Os anos que se passaram entre a Primeira Guerra Mundial e a Segunda Guerra Mundial foram anos nos quais a tecnologia de aeronaves em geral desenvolveu-se bastante. Neste período, rápidos avanços foram feitos no desenho de aviões, e linhas aéreas começaram a operar. Também foi época na quais aviadores começaram a impressionar o mundo com seus feitos e suas habilidades. Os aviões pararam de ser feitos de madeira, para serem construídos com alumínio. Os motores das aeronaves foram melhorados bastante, com um notável aumento da potência comparado ao que os motores da época eram capazes de gerar. Esta grande série de avanços tecnológicos, bem como do crescente impacto socioeconômico que os aviões passaram a ter mundialmente, faz deste período a era do ouro da aviação.
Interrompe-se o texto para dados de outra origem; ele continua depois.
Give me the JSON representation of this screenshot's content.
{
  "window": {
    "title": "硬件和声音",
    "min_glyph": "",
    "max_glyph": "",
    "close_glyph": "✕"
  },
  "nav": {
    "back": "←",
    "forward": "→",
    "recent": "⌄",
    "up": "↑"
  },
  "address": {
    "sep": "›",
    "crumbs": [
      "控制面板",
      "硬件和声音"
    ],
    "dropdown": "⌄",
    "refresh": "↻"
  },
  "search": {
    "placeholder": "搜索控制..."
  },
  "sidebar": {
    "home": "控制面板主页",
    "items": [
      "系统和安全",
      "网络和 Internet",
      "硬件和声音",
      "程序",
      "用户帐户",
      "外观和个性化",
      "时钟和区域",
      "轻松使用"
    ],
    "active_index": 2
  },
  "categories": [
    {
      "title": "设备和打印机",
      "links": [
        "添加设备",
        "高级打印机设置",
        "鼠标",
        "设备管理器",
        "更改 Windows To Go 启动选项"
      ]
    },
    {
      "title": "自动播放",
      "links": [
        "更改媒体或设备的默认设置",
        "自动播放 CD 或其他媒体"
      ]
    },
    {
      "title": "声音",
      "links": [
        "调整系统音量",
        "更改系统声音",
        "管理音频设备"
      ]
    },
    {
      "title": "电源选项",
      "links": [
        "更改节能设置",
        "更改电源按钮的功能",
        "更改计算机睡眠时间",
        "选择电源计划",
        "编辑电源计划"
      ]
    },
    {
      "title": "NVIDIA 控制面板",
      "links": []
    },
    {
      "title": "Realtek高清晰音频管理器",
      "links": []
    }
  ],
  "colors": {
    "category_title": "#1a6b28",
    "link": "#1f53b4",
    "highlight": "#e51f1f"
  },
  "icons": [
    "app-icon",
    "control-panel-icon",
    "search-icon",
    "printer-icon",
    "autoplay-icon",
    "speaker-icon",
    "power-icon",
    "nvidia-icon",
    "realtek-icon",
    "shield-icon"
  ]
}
A turbina a jato começou a ser desenvolvida na Alemanha e na Inglaterra também na década de 1930. O britânico Frank Whittle patenteou um desenho de uma turbina a jato em 1930, e desenvolveu uma turbina que podia ser usada para fins práticos no final da década. Já o alemão Hans von Ohain patenteou sua versão da turbina a jato em 1936, e começou a desenvolver uma máquina semelhante. Nenhum sabia do trabalho desenvolvido pelo outro, e por isto, ambos são creditados com a invenção. Ao final da Segunda Guerra Mundial, a Alemanha usava os primeiros aviões de jato e fabricava em série a Messerschmitt Me 262.

Os anos da Segunda Guerra Mundial foram caracterizados por um drástico crescimento na produção de aviões e pelo rápido desenvolvimento da tecnologia envolvida com aviação. Foram desenvolvidos os primeiros bombardeiros de longa distância, o primeiro avião a jato de uso prático e o primeiro caça a jato. Caças, no começo da segunda guerra mundial, tinham velocidade máxima de até 480 km/h. No final da guerra, caças já estavam voando a 640 km/h.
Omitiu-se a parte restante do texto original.